When the Wild Hunt erupts from the pages of Susan Cooper’s magnificent novel The Dark Is Rising, the throng is led by the towering, antlered figurehead of Herne the Hunter. It’s cacophonous, end-of-days stuff – enough to leave any 10-year-old wild-eyed. I next encountered Herne in shamanic guise, swathed in dry ice mist and spookily backlit in the 1984 TV series Robin of Sherwood. With the words, “Nothing’s forgotten, nothing is ever forgotten,” he took firm root in my teenage psyche.
There’s not a whiff of dry ice today. The woods are warm and flickering with butterflies. And yet before my very eyes, an antlered form is emerging, larger than life, from the forest floor, with a metre-long head and a spark of life dancing in the huge dark eye.

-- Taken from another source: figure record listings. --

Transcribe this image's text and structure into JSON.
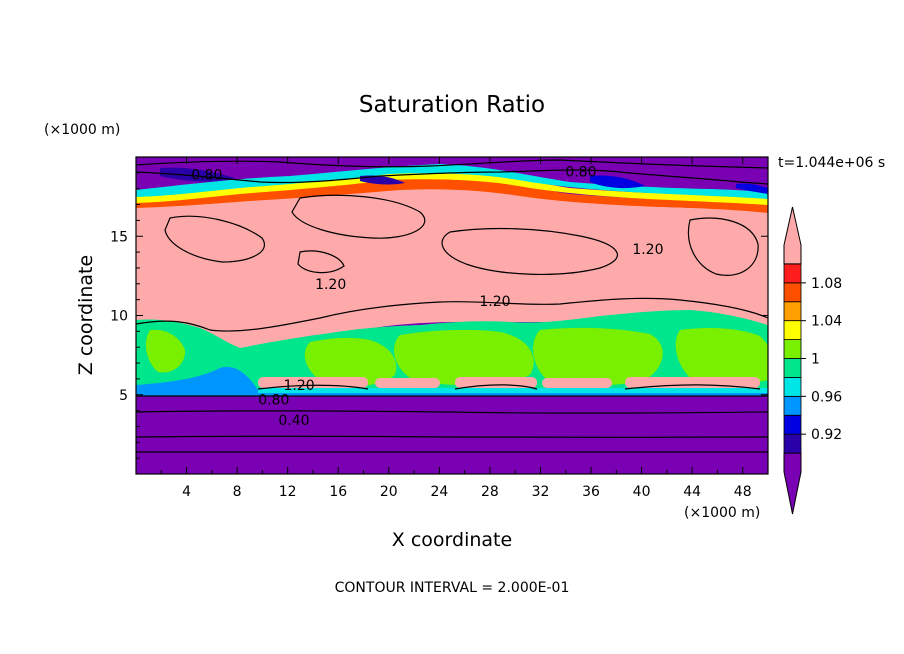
{
  "chart_data": {
    "type": "heatmap",
    "title": "Saturation Ratio",
    "xlabel": "X coordinate",
    "ylabel": "Z coordinate",
    "x_unit": "(×1000 m)",
    "y_unit": "(×1000 m)",
    "time_label": "t=1.044e+06 s",
    "footer": "CONTOUR INTERVAL = 2.000E-01",
    "xlim": [
      0,
      50
    ],
    "ylim": [
      0,
      20
    ],
    "x_ticks": [
      "4",
      "8",
      "12",
      "16",
      "20",
      "24",
      "28",
      "32",
      "36",
      "40",
      "44",
      "48"
    ],
    "y_ticks": [
      "5",
      "10",
      "15"
    ],
    "colorbar": {
      "levels": [
        0.9,
        0.92,
        0.94,
        0.96,
        0.98,
        1.0,
        1.02,
        1.04,
        1.06,
        1.08,
        1.1
      ],
      "labels": [
        "0.92",
        "0.96",
        "1",
        "1.04",
        "1.08"
      ],
      "colors": [
        "#7a00b4",
        "#2a00a8",
        "#0000e0",
        "#0096ff",
        "#00e6e6",
        "#00e68c",
        "#78f000",
        "#ffff00",
        "#ffa000",
        "#ff5000",
        "#ff1e1e",
        "#ffaaaa"
      ]
    },
    "contour_labels": [
      {
        "text": "0.80",
        "x": 5.6,
        "z": 18.9
      },
      {
        "text": "0.80",
        "x": 35.2,
        "z": 19.1
      },
      {
        "text": "1.20",
        "x": 40.5,
        "z": 14.2
      },
      {
        "text": "1.20",
        "x": 15.4,
        "z": 12.0
      },
      {
        "text": "1.20",
        "x": 28.4,
        "z": 10.9
      },
      {
        "text": "1.20",
        "x": 12.9,
        "z": 5.6
      },
      {
        "text": "0.80",
        "x": 10.9,
        "z": 4.7
      },
      {
        "text": "0.40",
        "x": 12.5,
        "z": 3.4
      }
    ]
  }
}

It’s not a stag but a roebuck, with blunt, teddy-bear nose, much less forbidding than Herne. Perhaps, then, he is the Romano-Celtic forest god Cernunnos; or Pan, piper at the gates of dawn. Or could it be that he is just a couple of fallen branches and a trick of the light, animated by a gently bobbing bluebell seed-head in his “eye”?

It’s likely that Herne, Cernunnos and Pan are iterations of the same archetypal horned deity – a god of wildness as old as imagination. Not 20 miles away, excavations of the Mesolithic settlement at Star Carr have produced 24 antler headdresses, made from red deer stag skulls, with truncated antlers and tooled cord-holes for securing to the wearer’s head. They are interpreted as the regalia of generations of shamans, which may have facilitated or symbolised their metaphysical connection with nature. It’s only too easy to imagine their power, and the reverence with which each of these profoundly personal possessions might have been ritually deposited in the lake when a shaman died.
Standing in the wood, well off the path, as I often am, I’m spellbound by the apparition. Rationality insists that this is pareidolia – the tendency to perceive patterns in abstract stimuli. But a smaller voice is also speaking. The dark is rising. Perhaps I’m even praying.